Het is een soort therapie bedrijven met mezelf. Nu heb ik de mazzel dat ik dik drie jaar in therapie geweest ben, en een beetje een route gevonden heb waardoor ik oude dingen los kan laten. Maar ik kan me voorstellen dat dit voor jou een lastig ding lijkt. Is dat het geval, dan heb ik een goeie tip voor je: Inge den Boer-Benders maakt dit proces erg toegankelijk in haar boek Ouderliefde is niet genoeg. Ze beschrijft hoe je door vervelende ervaringen in je kindertijd hele stukken van jezelf hebt achtergelaten op het moment dat jou iets vervelends overkwam, alsof ze van je zijn afgesplitst. Het goeie nieuws is dat je deze kleine versies van jezelf ook weer terug kunt halen, naar het nu, zodat je weer een compleet mens wordt. Ze geeft er een hele mooie en doeltreffende oefening bij. (Er moet bij gezegd worden dat dit een enorm krachtige oefening is en als je veel onverwerkte dingen hebt liggen kan het nogal overweldigend zijn om dit te doen. Als je hierover twijfelt kun je misschien het beste een goeie therapeut zoeken die je kan begeleiden.)

Stel je voor dat je (zoals je nu bent) in een weiland ligt. Het is mooi weer en er is niemand in de buurt. Ga maar eens lekker op je rug in het zachte gras liggen. De zon schijnt en je wordt je bewust van die grote aarde onder je. Moeder aarde heet je welkom. Alles van jou is welkom: alle gevoelens angsten, woede, vreugde, verdriet. Alle fouten en gedragingen… Alles van jou is welkom. Ooit heb je in een bepaalde situatie er voor gekozen een deel van jezelf achter te laten. Dat kleine jongetje zal nu aan de rand van je weiland verschijnen . Hij wil terugkomen en heeft dat al vaak geprobeerd maar nu probeert hij het weer. Zie hem maar staan aan de rand van je weiland. Nodig hem uit om naar je toe te komen. (p.148 Ouderliefde is niet genoeg)

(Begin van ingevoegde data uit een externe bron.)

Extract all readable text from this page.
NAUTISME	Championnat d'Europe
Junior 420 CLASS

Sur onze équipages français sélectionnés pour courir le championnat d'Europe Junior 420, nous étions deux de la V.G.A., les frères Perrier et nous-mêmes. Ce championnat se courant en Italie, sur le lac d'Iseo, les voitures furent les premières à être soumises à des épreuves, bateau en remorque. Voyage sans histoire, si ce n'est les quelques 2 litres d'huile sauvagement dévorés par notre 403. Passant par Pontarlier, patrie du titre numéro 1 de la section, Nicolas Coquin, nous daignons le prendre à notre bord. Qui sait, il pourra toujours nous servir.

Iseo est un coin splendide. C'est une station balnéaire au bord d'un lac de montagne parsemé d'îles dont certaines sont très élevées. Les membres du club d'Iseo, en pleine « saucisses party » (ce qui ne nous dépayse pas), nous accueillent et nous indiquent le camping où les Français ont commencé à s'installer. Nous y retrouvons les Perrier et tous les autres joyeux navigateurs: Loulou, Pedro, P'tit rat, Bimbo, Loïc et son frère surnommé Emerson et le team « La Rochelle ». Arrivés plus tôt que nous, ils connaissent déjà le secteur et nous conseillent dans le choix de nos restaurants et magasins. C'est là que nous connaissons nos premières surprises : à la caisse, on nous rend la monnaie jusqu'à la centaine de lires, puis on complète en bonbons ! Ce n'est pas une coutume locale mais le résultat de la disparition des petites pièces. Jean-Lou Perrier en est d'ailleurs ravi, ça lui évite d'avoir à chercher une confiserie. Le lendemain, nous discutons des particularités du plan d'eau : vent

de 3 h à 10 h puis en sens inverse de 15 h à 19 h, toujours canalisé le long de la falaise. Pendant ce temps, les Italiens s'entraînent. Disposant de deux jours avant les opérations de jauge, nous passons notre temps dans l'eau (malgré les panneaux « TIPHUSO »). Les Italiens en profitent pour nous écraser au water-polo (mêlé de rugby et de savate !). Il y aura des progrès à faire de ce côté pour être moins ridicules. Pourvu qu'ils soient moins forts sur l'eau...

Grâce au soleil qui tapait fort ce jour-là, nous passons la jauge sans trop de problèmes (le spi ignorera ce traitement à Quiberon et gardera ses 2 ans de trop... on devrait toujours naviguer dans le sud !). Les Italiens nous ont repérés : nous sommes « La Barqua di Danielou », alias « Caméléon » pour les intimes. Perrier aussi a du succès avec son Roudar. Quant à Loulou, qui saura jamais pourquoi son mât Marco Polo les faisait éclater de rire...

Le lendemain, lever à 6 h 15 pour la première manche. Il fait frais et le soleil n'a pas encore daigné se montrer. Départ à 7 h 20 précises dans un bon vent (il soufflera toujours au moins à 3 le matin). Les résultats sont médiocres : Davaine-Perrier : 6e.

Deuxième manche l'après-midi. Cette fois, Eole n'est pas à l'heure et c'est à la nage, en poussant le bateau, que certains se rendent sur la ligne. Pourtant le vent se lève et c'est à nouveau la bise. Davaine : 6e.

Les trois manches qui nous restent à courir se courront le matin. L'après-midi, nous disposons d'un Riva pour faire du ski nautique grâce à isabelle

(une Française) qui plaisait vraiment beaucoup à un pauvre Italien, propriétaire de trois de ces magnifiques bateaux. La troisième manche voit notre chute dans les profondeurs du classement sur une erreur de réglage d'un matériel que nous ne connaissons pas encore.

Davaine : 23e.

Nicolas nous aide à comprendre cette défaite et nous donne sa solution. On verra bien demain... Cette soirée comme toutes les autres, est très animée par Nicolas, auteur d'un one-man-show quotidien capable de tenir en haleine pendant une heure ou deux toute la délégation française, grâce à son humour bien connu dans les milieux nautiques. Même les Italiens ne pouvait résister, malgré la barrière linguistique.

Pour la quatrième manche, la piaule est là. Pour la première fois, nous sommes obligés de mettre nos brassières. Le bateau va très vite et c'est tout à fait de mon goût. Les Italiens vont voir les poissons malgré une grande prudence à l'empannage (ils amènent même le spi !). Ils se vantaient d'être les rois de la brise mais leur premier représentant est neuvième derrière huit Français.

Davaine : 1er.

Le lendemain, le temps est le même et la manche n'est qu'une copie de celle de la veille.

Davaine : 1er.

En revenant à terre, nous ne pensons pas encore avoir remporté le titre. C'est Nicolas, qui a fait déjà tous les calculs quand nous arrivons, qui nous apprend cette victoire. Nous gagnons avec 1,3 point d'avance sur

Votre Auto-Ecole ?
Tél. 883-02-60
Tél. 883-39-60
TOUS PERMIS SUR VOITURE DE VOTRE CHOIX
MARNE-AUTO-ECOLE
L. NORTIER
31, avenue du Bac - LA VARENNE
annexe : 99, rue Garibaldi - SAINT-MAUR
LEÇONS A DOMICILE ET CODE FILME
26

Deze oefening heeft als doel je weer met dat kind in je te verenigen. Ik vind het een erg doeltreffende manier om contact te maken met kleine versies van mezelf en ze weer in mijn volwassen ik te integreren. En het allerleukste is nog wel dat ik door dit soort dingen te doen, mijn eigen zoon helderder kan zien, omdat mijn blik en gevoelens minder vertoebeld zijn door mijn eigen ouwe troep. Daardoor voel ik me veel relaxter en krachtiger van binnenuit als moeder.

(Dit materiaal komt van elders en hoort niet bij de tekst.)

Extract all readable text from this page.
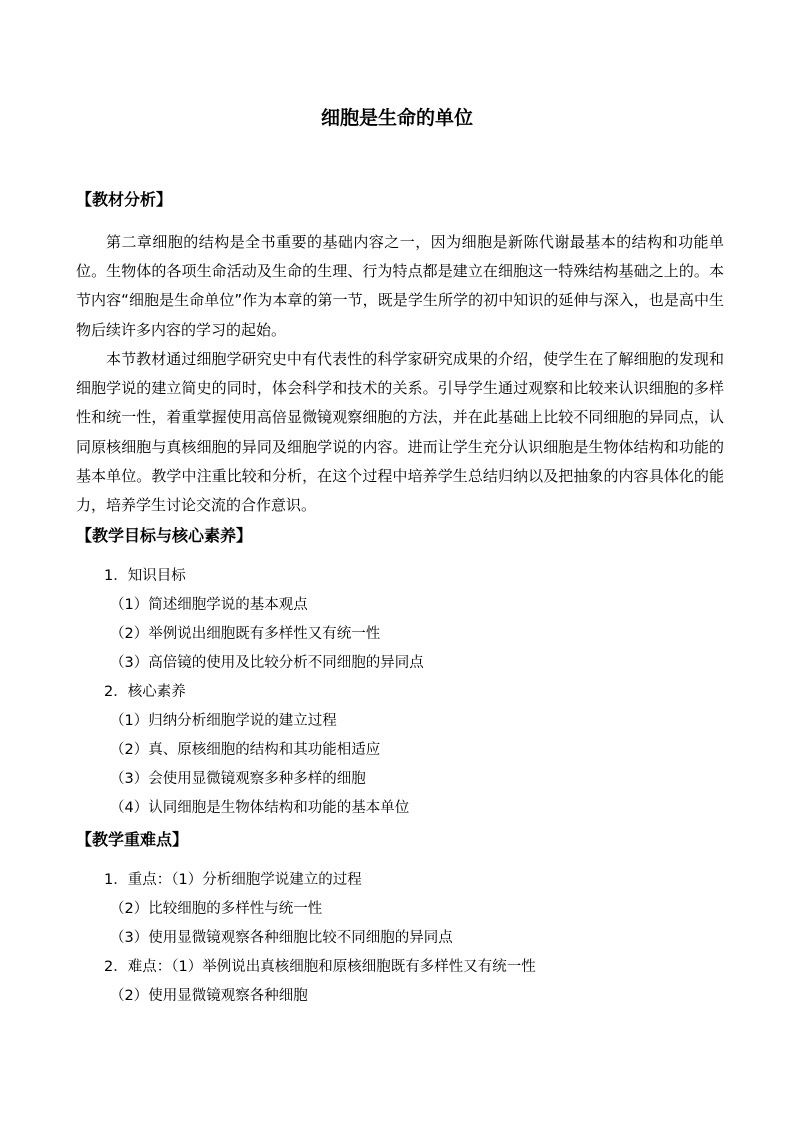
细胞是生命的单位
【教材分析】

第二章细胞的结构是全书重要的基础内容之一，因为细胞是新陈代谢最基本的结构和功能单位。生物体的各项生命活动及生命的生理、行为特点都是建立在细胞这一特殊结构基础之上的。本节内容“细胞是生命单位”作为本章的第一节，既是学生所学的初中知识的延伸与深入，也是高中生物后续许多内容的学习的起始。

本节教材通过细胞学研究史中有代表性的科学家研究成果的介绍，使学生在了解细胞的发现和细胞学说的建立简史的同时，体会科学和技术的关系。引导学生通过观察和比较来认识细胞的多样性和统一性，着重掌握使用高倍显微镜观察细胞的方法，并在此基础上比较不同细胞的异同点，认同原核细胞与真核细胞的异同及细胞学说的内容。进而让学生充分认识细胞是生物体结构和功能的基本单位。教学中注重比较和分析，在这个过程中培养学生总结归纳以及把抽象的内容具体化的能力，培养学生讨论交流的合作意识。

【教学目标与核心素养】
1．知识目标
（1）简述细胞学说的基本观点
（2）举例说出细胞既有多样性又有统一性
（3）高倍镜的使用及比较分析不同细胞的异同点
2．核心素养
（1）归纳分析细胞学说的建立过程
（2）真、原核细胞的结构和其功能相适应
（3）会使用显微镜观察多种多样的细胞
（4）认同细胞是生物体结构和功能的基本单位
【教学重难点】
1．重点：（1）分析细胞学说建立的过程
（2）比较细胞的多样性与统一性
（3）使用显微镜观察各种细胞比较不同细胞的异同点
2．难点：（1）举例说出真核细胞和原核细胞既有多样性又有统一性
（2）使用显微镜观察各种细胞
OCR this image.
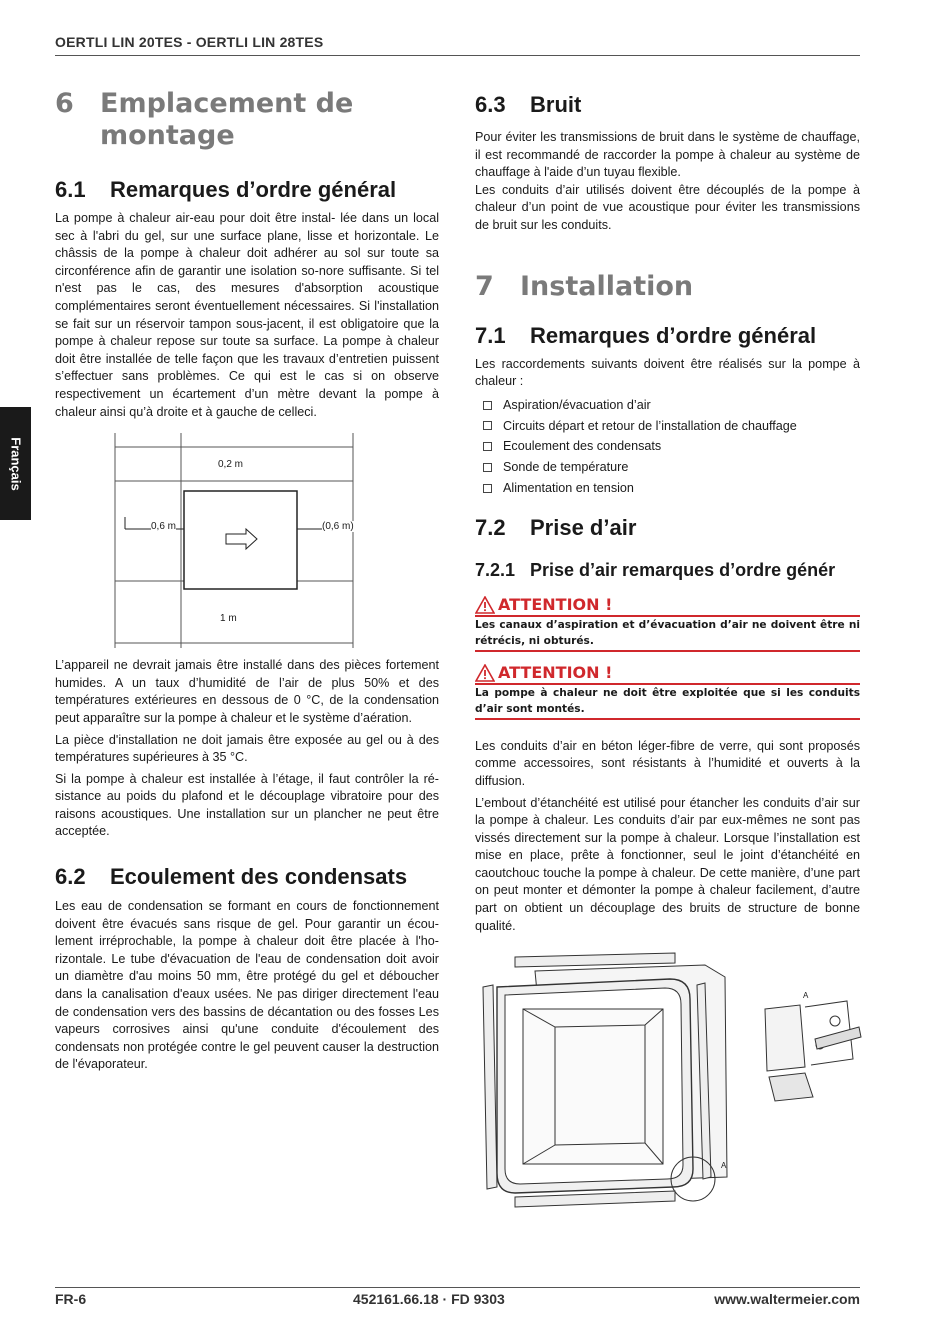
OERTLI LIN 20TES - OERTLI LIN 28TES
Français
6 Emplacement de
montage
6.1	Remarques d’ordre général

La pompe à chaleur air-eau pour doit être instal- lée dans un local sec à l'abri du gel, sur une surface plane, lisse et horizontale. Le châssis de la pompe à chaleur doit adhérer au sol sur toute sa circonférence afin de garantir une isolation so-nore suffisante. Si tel n'est pas le cas, des mesures d'absorption acoustique complémentaires seront éventuellement nécessaires. Si l'installation se fait sur un réservoir tampon sous-jacent, il est obligatoire que la pompe à chaleur repose sur toute sa surface. La pompe à chaleur doit être installée de telle façon que les travaux d’entretien puissent s’effectuer sans problèmes. Ce qui est le cas si on observe respectivement un écartement d’un mètre devant la pompe à chaleur ainsi qu’à droite et à gauche de celleci.

0,2 m
0,6 m	(0,6 m)
1 m

L’appareil ne devrait jamais être installé dans des pièces fortement humides. A un taux d’humidité de l’air de plus 50% et des températures extérieures en dessous de 0 °C, de la condensation peut apparaître sur la pompe à chaleur et le système d’aération.

La pièce d'installation ne doit jamais être exposée au gel ou à des températures supérieures à 35 °C.

Si la pompe à chaleur est installée à l’étage, il faut contrôler la résistance au poids du plafond et le découplage vibratoire pour des raisons acoustiques. Une installation sur un plancher ne peut être acceptée.

6.2	Ecoulement des condensats

Les eau de condensation se formant en cours de fonctionnement doivent être évacués sans risque de gel. Pour garantir un écoulement irréprochable, la pompe à chaleur doit être placée à l'horizontale. Le tube d'évacuation de l'eau de condensation doit avoir un diamètre d'au moins 50 mm, être protégé du gel et déboucher dans la canalisation d'eaux usées. Ne pas diriger directement l'eau de condensation vers des bassins de décantation ou des fosses Les vapeurs corrosives ainsi qu'une conduite d'écoulement des condensats non protégée contre le gel peuvent causer la destruction de l'évaporateur.

6.3	Bruit

Pour éviter les transmissions de bruit dans le système de chauffage, il est recommandé de raccorder la pompe à chaleur au système de chauffage à l'aide d’un tuyau flexible.

Les conduits d’air utilisés doivent être découplés de la pompe à chaleur d’un point de vue acoustique pour éviter les transmissions de bruit sur les conduits.

7 Installation
7.1	Remarques d’ordre général

Les raccordements suivants doivent être réalisés sur la pompe à chaleur :

Aspiration/évacuation d’air
Circuits départ et retour de l’installation de chauffage
Ecoulement des condensats
Sonde de température
Alimentation en tension
7.2	Prise d’air
7.2.1 Prise d’air remarques d’ordre génér
ATTENTION !
Les canaux d’aspiration et d’évacuation d’air ne doivent être ni rétrécis, ni obturés.
ATTENTION !
La pompe à chaleur ne doit être exploitée que si les conduits d’air sont montés.

Les conduits d’air en béton léger-fibre de verre, qui sont proposés comme accessoires, sont résistants à l’humidité et ouverts à la diffusion.

L’embout d’étanchéité est utilisé pour étancher les conduits d’air sur la pompe à chaleur. Les conduits d’air par eux-mêmes ne sont pas vissés directement sur la pompe à chaleur. Lorsque l’installation est mise en place, prête à fonctionner, seul le joint d’étanchéité en caoutchouc touche la pompe à chaleur. De cette manière, d’une part on peut monter et démonter la pompe à chaleur facilement, d’autre part on obtient un découplage des bruits de structure de bonne qualité.

A
A
FR-6	452161.66.18 · FD 9303	www.waltermeier.com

Het derde ding wat ik doe om mijn kind in al zijn levendigheid te kunnen zien, en dat doe ik pas sinds kort (zie mijn blog), is me focussen op zijn positieve eigenschappen. Het is zo simpel, maar zo doeltreffend! Ik ben van nature zo geneigd (en velen met mij) om vooral dat te zien wat niet loopt! Dat probeer ik dan om te buigen naar iets positiefs, maar dat lukt vaker niet dan wel. Maar nu ik me focus op Dylans vermogens in plaats van op zijn zwaktes, blijf ik me veel krachtiger voelen en ben ik veel creatiever in het ombuigen van zogenaamde negatieve gebeurtenissen.

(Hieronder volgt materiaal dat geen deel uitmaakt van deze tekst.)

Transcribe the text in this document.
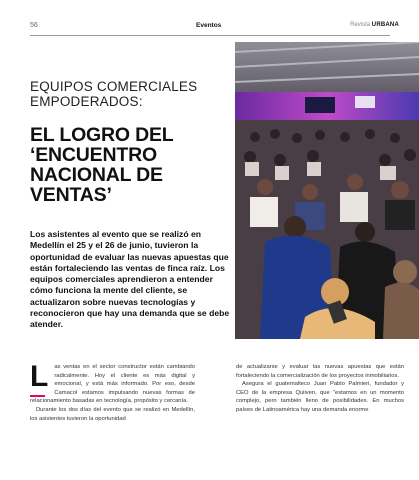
56	Eventos	Revista URBANA
EQUIPOS COMERCIALES EMPODERADOS:
EL LOGRO DEL ‘ENCUENTRO NACIONAL DE VENTAS’

Los asistentes al evento que se realizó en Medellín el 25 y el 26 de junio, tuvieron la oportunidad de evaluar las nuevas apuestas que están fortaleciendo las ventas de finca raíz. Los equipos comerciales aprendieron a entender cómo funciona la mente del cliente, se actualizaron sobre nuevas tecnologías y reconocieron que hay una demanda que se debe atender.

L as ventas en el sector constructor están cambiando radicalmente. Hoy el cliente es más digital y emocional, y está más informado. Por eso, desde Camacol estamos impulsando nuevas formas de relacionamiento basadas en tecnología, propósito y cercanía.
Durante los dos días del evento que se realizó en Medellín, los asistentes tuvieron la oportunidad
de actualizarse y evaluar las nuevas apuestas que están fortaleciendo la comercialización de los proyectos inmobiliarios.
Asegura el guatemalteco Juan Pablo Palmieri, fundador y CEO de la empresa Quiiven, que “estamos en un momento complejo, pero también lleno de posibilidades. En muchos países de Latinoamérica hay una demanda enorme
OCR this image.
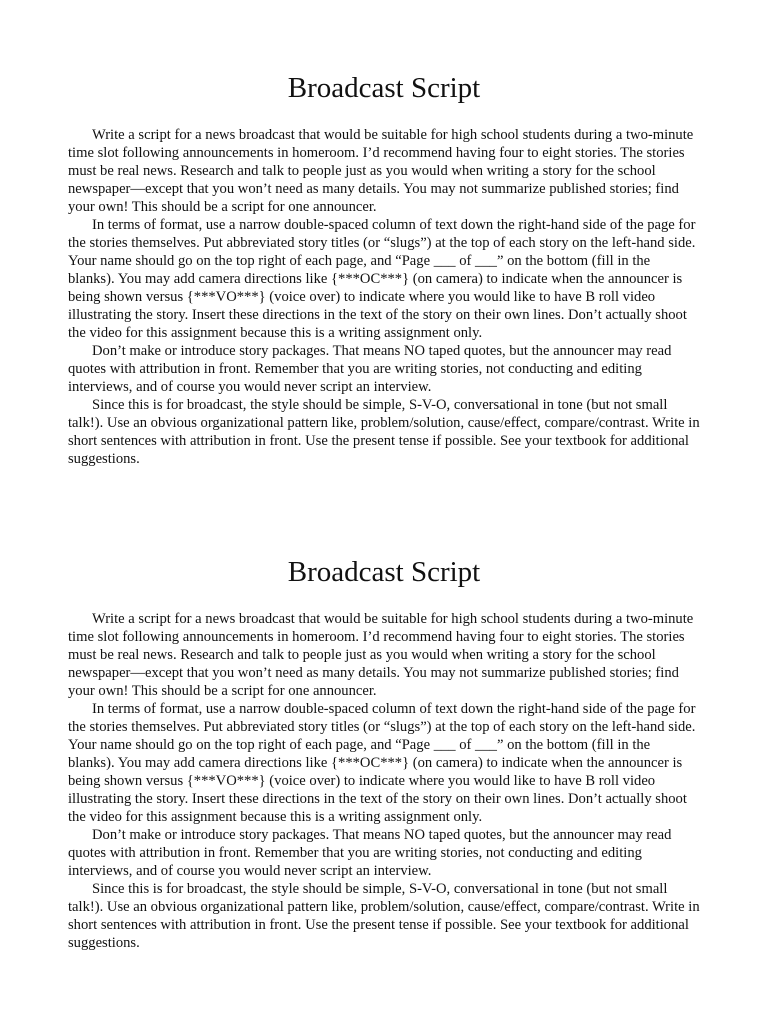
Broadcast Script

Write a script for a news broadcast that would be suitable for high school students during a two-minute time slot following announcements in homeroom. I’d recommend having four to eight stories. The stories must be real news. Research and talk to people just as you would when writing a story for the school newspaper—except that you won’t need as many details. You may not summarize published stories; find your own! This should be a script for one announcer.

In terms of format, use a narrow double-spaced column of text down the right-hand side of the page for the stories themselves. Put abbreviated story titles (or “slugs”) at the top of each story on the left-hand side. Your name should go on the top right of each page, and “Page ___ of ___” on the bottom (fill in the blanks). You may add camera directions like {***OC***} (on camera) to indicate when the announcer is being shown versus {***VO***} (voice over) to indicate where you would like to have B roll video illustrating the story. Insert these directions in the text of the story on their own lines. Don’t actually shoot the video for this assignment because this is a writing assignment only.

Don’t make or introduce story packages. That means NO taped quotes, but the announcer may read quotes with attribution in front. Remember that you are writing stories, not conducting and editing interviews, and of course you would never script an interview.

Since this is for broadcast, the style should be simple, S-V-O, conversational in tone (but not small talk!). Use an obvious organizational pattern like, problem/solution, cause/effect, compare/contrast. Write in short sentences with attribution in front. Use the present tense if possible. See your textbook for additional suggestions.

Broadcast Script

Write a script for a news broadcast that would be suitable for high school students during a two-minute time slot following announcements in homeroom. I’d recommend having four to eight stories. The stories must be real news. Research and talk to people just as you would when writing a story for the school newspaper—except that you won’t need as many details. You may not summarize published stories; find your own! This should be a script for one announcer.

In terms of format, use a narrow double-spaced column of text down the right-hand side of the page for the stories themselves. Put abbreviated story titles (or “slugs”) at the top of each story on the left-hand side. Your name should go on the top right of each page, and “Page ___ of ___” on the bottom (fill in the blanks). You may add camera directions like {***OC***} (on camera) to indicate when the announcer is being shown versus {***VO***} (voice over) to indicate where you would like to have B roll video illustrating the story. Insert these directions in the text of the story on their own lines. Don’t actually shoot the video for this assignment because this is a writing assignment only.

Don’t make or introduce story packages. That means NO taped quotes, but the announcer may read quotes with attribution in front. Remember that you are writing stories, not conducting and editing interviews, and of course you would never script an interview.

Since this is for broadcast, the style should be simple, S-V-O, conversational in tone (but not small talk!). Use an obvious organizational pattern like, problem/solution, cause/effect, compare/contrast. Write in short sentences with attribution in front. Use the present tense if possible. See your textbook for additional suggestions.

En wat ik vooral probeer is deze dingen op een lichte en speelse manier te doen, joyful! Ik kan het natuurlijk best zwaar maken door het heel ernstig te zien allemaal, en me mijn fouten ernstig kwalijk te nemen, maar dat is voor mij niet leuk, voor mijn partner niet gezellig en voor Dylan al helemáál niet! Ik moet bekennen dat ik het een tijd lang best zwaar heb gemaakt, zonder dat door te hebben overigens. Nu ik lekkerder in m’n vel zit en het allemaal wat luchtiger aanpak, is het groeien hierin gaandeweg een mooi en vloeiend proces geworden!